Leaf life span as a simple predictor of evergreen forest zonation in China


Tianxiang Luo, Institute of Tibetan Plateau Research, Chinese Academy of Sciences, Shuangqing Road 18, Haidian District, PO Box 2871, Beijing 100085, China.
E-mail: luotx@itpcas.ac.cn


Aim  Our aim was to investigate how the average life span of canopy leaves might be used to predict the geographical distribution of natural forests at large geographical scales, and to explore the link between leaf characteristics and ecosystem functioning. We examine whether there is a general relationship between canopy mean leaf life span and climate (i.e. temperature and precipitation) that can be used to predict evergreen forest zonation in China.

Location  Forest areas in China.

Methods  During July and August of 2002–2004, we conducted a latitudinal forest transect spanning about 30° of latitude in eastern China. The canopy mean leaf life span was calculated to include all tree species (groups) in each forest plot through weighted averages scaled up from branch-level measurements. Data from our previous work conducted in the Tibetan Alpine Vegetation Transects (TAVT) and from other investigators were compiled to supplement our results. Based on regression equations developed on the pooled data, and using gridded temperature and precipitation datasets, we simulated the distribution of canopy mean leaf life span for forests in China. The predicted leaf life span zonation was compared with a map of Chinese forest vegetation divisions published in 1980.
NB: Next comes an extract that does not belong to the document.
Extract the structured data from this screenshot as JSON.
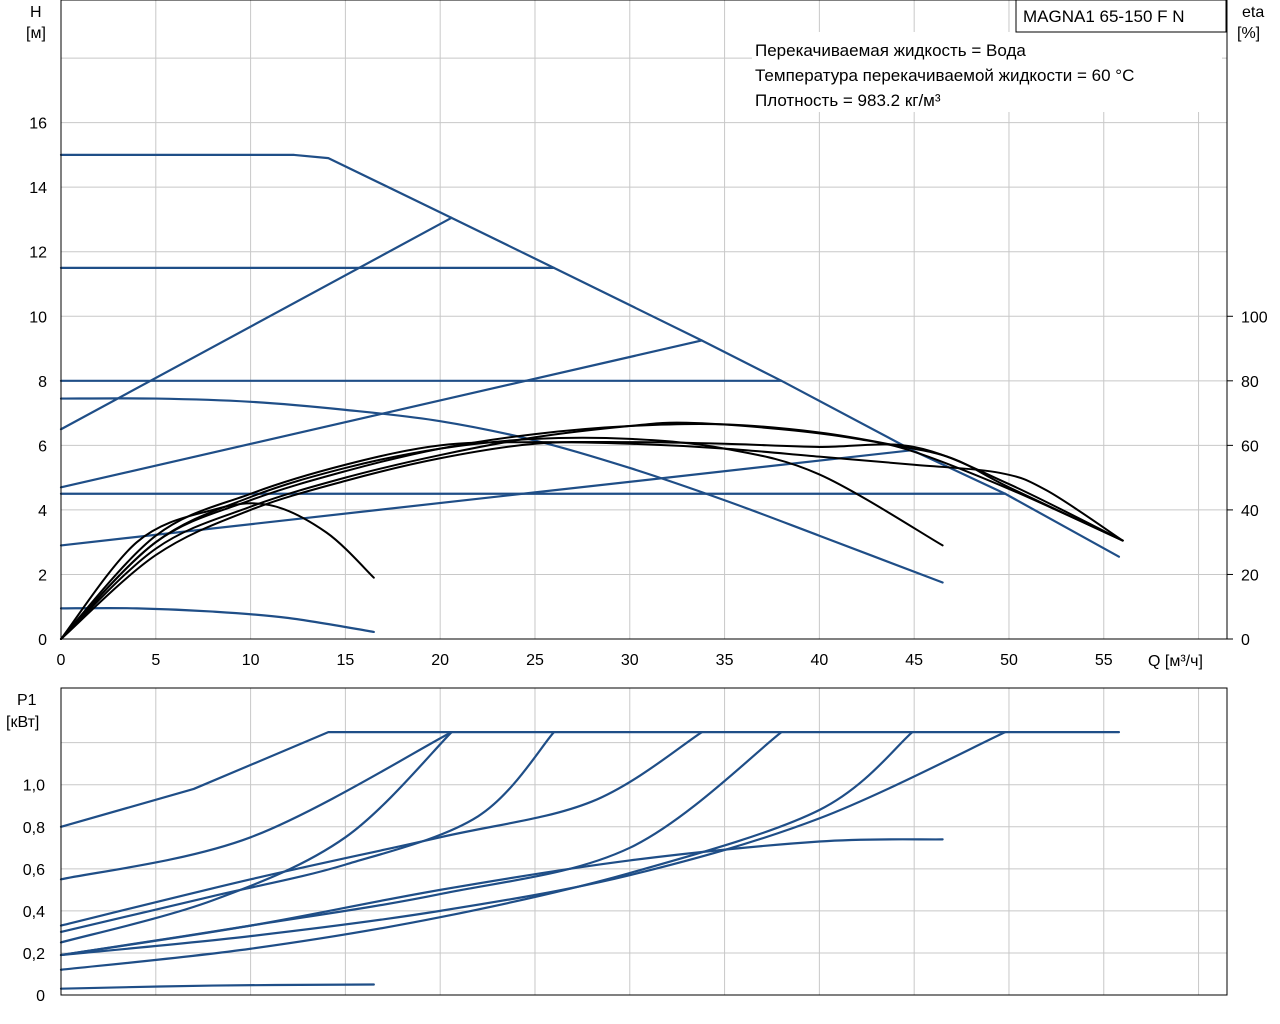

Results  Canopy mean leaf life span across 10 evergreen forest plots in eastern China showed a decreasing trend as mean annual temperature increased, following a common logistic pattern consistent with the data from the TAVT and other investigators. In pooled data for 40 evergreen forest plots across tropical and boreal regions, canopy mean leaf life span generally showed a negative relationship with mean annual temperature (r2 = 0.72, < 0.001), and a positive correlation with mean annual precipitation where mean annual temperature was > 8°C (r2 = 0.45, < 0.01). The climate-based simulations of leaf life span zonation compared well with the previously published boundaries of forest vegetation divisions in eastern China.

Main conclusions  Our results reveal that mean leaf life span in evergreen forests follows a common logistic pattern associated with mean annual temperature and precipitation, which can in turn be used to predict evergreen forest zonation in eastern China.